This attitude never ceases to disgust me. Heaven forbid a company whose job is to produce a game based around imagination and to do so for a niche market cater to their customer base who wants things in their game to be "cool."

Its posts like this that just continue to reinforce the stormwind falacy and give optimizers a bad name as "roll players."


StealthElite wrote:


-deadly aim

I've seen this around a bit. But:

"Ultimate Combat p. 136 wrote:


...the attack resolves against the target’s touch AC when the target is
within the first range increment of the weapon, but this type
of attack is not considered a touch attack for the purposes
of feats and abilities such as Deadly Aim.

Unless they went back on this just after printing it, deadly aim works with guns.


Cheapy wrote:
Vinland Forever wrote:
Doggan wrote:
Duskblade wrote:
Another big difference is that the Gunslinger almost NEVER misses. I mean, the only way a Fighter can compare to that kind of raw damage output (which is basically a guaranteed damaged output) is to make sure that they always crit.
You should probably take a look through the DPR olympics threads. Last I looked, Fighters, Rangers and Barbarians were all well ahead of Gunslinger in damage numbers. The class isn't really broken at all. It stays viable through the game, but still has some annoying aspects to it (like misfires) to keep it even. Want to talk about broken? Look at a min-maxed fighter using a Falcata and tell me Gunslinger is still broken.
This, pretty much. My issue with the gunslinger is flavor, as I mentioned above, not mechanical. The class itself is fairly balanced.

Grit is a really cool mechanic that I hope is given to some other classes in archetypes.

You mean there is now an in-game incentive to hopping on a raging wyvern's back, shooting it in the head to kill it, and while riding the wyvern on its death spiral, hop off the dead one onto another wyvern?

Hell, I was gonna do that before grit came along, if I figured I'd have a great chance of survival.
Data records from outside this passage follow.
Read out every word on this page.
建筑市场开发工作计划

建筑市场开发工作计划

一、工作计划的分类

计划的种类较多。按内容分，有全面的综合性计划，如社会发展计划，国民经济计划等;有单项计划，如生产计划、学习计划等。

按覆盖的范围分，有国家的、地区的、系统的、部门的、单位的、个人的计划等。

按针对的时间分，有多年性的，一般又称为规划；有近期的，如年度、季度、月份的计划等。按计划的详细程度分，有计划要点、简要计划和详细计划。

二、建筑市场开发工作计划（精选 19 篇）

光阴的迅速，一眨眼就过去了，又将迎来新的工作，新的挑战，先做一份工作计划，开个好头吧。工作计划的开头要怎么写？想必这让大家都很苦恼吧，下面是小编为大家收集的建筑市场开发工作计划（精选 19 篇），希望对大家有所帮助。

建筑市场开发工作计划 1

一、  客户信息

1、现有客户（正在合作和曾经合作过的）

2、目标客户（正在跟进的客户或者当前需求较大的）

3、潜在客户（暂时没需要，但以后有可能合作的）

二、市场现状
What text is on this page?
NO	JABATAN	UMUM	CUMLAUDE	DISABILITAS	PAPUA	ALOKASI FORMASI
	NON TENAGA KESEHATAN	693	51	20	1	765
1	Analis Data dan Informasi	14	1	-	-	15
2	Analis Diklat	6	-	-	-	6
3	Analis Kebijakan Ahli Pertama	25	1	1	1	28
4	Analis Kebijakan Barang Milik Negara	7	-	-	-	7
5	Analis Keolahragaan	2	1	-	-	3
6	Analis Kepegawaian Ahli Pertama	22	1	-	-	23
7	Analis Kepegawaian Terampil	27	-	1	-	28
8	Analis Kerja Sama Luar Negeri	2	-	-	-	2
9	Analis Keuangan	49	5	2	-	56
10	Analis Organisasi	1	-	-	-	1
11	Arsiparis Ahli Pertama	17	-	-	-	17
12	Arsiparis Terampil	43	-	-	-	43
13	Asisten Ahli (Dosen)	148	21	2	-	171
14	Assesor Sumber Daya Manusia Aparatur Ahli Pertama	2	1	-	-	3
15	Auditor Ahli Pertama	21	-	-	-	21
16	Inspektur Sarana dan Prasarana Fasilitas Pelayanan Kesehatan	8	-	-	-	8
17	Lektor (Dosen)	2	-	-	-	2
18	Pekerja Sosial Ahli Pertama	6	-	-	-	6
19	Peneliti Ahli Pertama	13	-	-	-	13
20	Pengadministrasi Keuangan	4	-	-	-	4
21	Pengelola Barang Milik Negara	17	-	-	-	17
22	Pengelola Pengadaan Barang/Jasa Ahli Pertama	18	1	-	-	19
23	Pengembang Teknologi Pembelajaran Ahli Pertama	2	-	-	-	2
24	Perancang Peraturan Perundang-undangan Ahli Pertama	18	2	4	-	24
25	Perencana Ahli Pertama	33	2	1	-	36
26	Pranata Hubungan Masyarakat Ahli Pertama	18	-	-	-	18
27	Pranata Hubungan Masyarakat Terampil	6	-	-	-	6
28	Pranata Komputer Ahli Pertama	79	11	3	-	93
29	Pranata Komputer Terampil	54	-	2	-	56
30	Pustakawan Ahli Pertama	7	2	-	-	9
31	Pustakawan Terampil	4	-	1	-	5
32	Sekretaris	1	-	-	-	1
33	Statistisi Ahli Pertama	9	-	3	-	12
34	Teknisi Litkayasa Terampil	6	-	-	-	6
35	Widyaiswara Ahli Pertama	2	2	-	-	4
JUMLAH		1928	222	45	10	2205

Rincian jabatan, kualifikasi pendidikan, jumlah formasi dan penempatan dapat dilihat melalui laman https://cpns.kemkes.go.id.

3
Now? there's an incentive other than "it's cool!" to do it. Makes such situations come up a lot more often.

I never really liked it. I just don't like any guns older than a flintlock musket. I'm not saying the Gunslinger is stupid or a mechanically poor class, it's just not a class I particularly like. I like the idea of guns in Pathfinder, I'd just prefer a world in which guns are the primary weapons to a world in which they are new and somewhat rare. As I said, it's a flavor thing. I understand that others like the flavor of guns in a sword and bow setting, and that's fine. Do whatever you like. It's your game, and it's yours to play however you want. That's the whole point of Pathfinder. I, however, prefer established guns as the main weapon or no guns at all.


TheSideKick wrote:
just seems like paizo catered to people who wanted them because "its cool".

That is the underlying premise for a lot of things in the game even if they do work better than guns.

As to what works better than guns, well that is mostly left to individual opinion.


Uh...yea.

Everything that is in this game is "because it's cool".

Or, to borrow a term that LazarX uses: because it's "wish fulfillment".

Silver Crusade

By the way, a little reminder just for the fun : a double-barreled weapon may fire both barrels on each attack of a deadshot.
So, a level 11 musketeer may fire up to 3x(2x1d12) on a deadshot, x4 on a crit.

Shadow Lodge

ShadowcatX wrote:

This attitude never ceases to disgust me. Heaven forbid a company whose job is to produce a game based around imagination and to do so for a niche market cater to their customer base who wants things in their game to be "cool."

Its posts like this that just continue to reinforce the stormwind falacy and give optimizers a bad name as "roll players."

its funny that you mention falacy, you stating that im a "roll-player" when my POV is that it doesn't make sense in the fantasy aspect of the game. technology doesn't exist when cheaper and similarly effective forms of that same end result (killing people at a range) exist. ask beta-max what happened to it and why VHS kicked its ass in sales lol.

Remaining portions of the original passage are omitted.